The application can be run using the command
java -jar target/AlgorithmsVisualizer-1.0-SNAPSHOT-spring-boot.jar
The application can be built using the command
mvn clean install
The system observes a monolithic architecture, also known as single-tiered architecture, which is the traditional model for designing a software program. This architecture combines the different components of the application onto a single platform. The Architecture Diagram, displayed in the figure, defines an abstract design for the system, indicating its constraints, relationships, and the boundaries shared by the various components. It provides a holistic view of the physical deployment of the system and its components.
The XML processing engine is used to marshal and unmarshal different XML documents. The Runner is responsible for executing different Algorithms and comprises different sub-runners like Graph and CYK runners, which cater to the specific requirements of different algorithms. The application also includes Graph Generators from the GrALoG software module to facilitate the creation of different graphs. The XSLT Processor is responsible for transforming XML documents into TeX files. All XML and XSLT files are read and written to the disk. The architecture implemented within the system allows for modular design with the capability to extend any module individually. The components in the system can also provide a template for adding any new components with minimal change.
The workflow in the figure describes the user's interaction with the system and the sequence of execution of the different steps to generate the desired output. The application provides an interactive interface for the user to select the desired route for processing the data. The application beings by describing a list of possible operations the system can perform.

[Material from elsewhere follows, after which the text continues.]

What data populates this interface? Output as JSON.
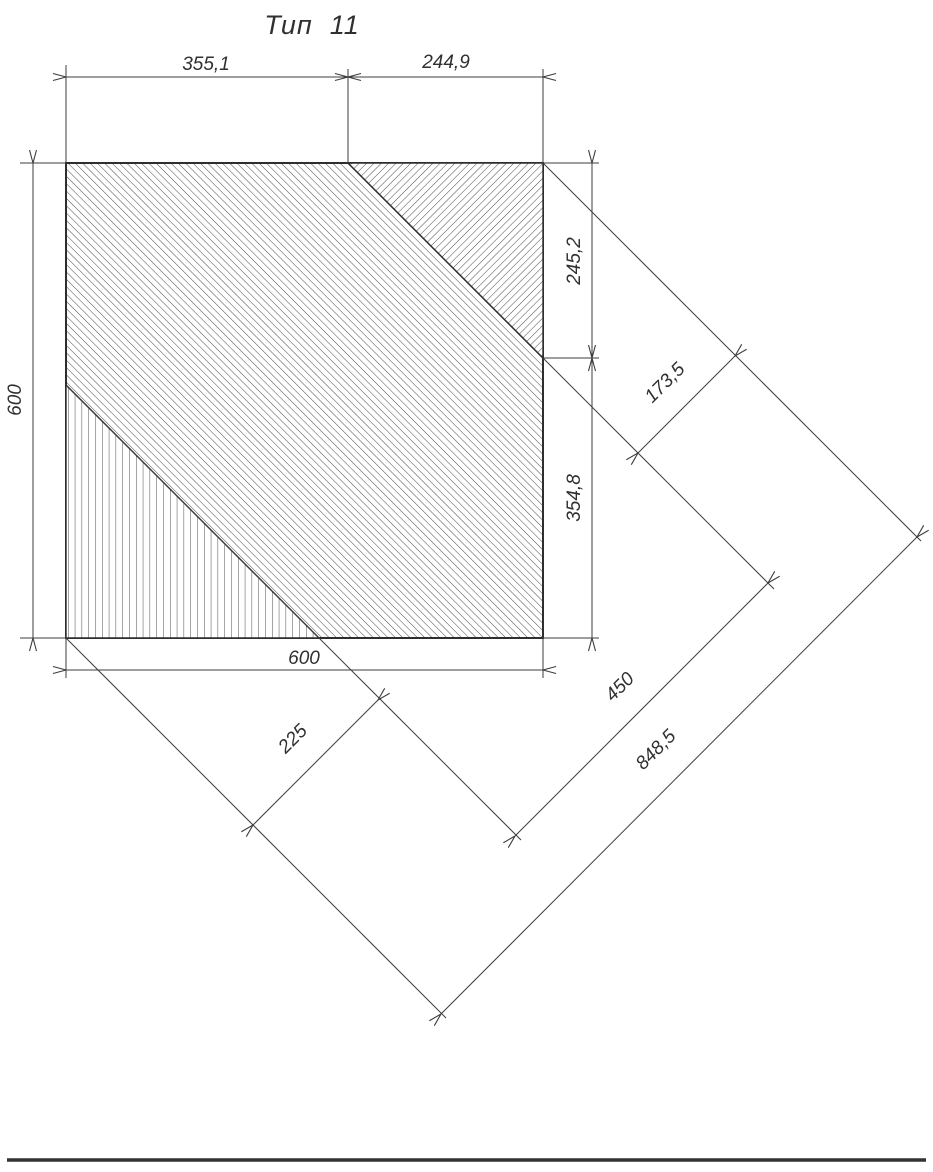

The user controls the flow of the program by selecting the appropriate route. All selections enumerate possible operations at each stage with the possibility of returning to the previous stage or terminating the application. Initially, the user can perform an XSLT transformation on a previously generated output or choose to execute an algorithm. The list of implemented algorithms is enumerated if the user chooses to evaluate an algorithm. The flowchart describes the different stages where user inputs are needed. The user can choose to return to the initial stage upon completing an algorithm or continue to perform an XSLT transformation on the recently created output.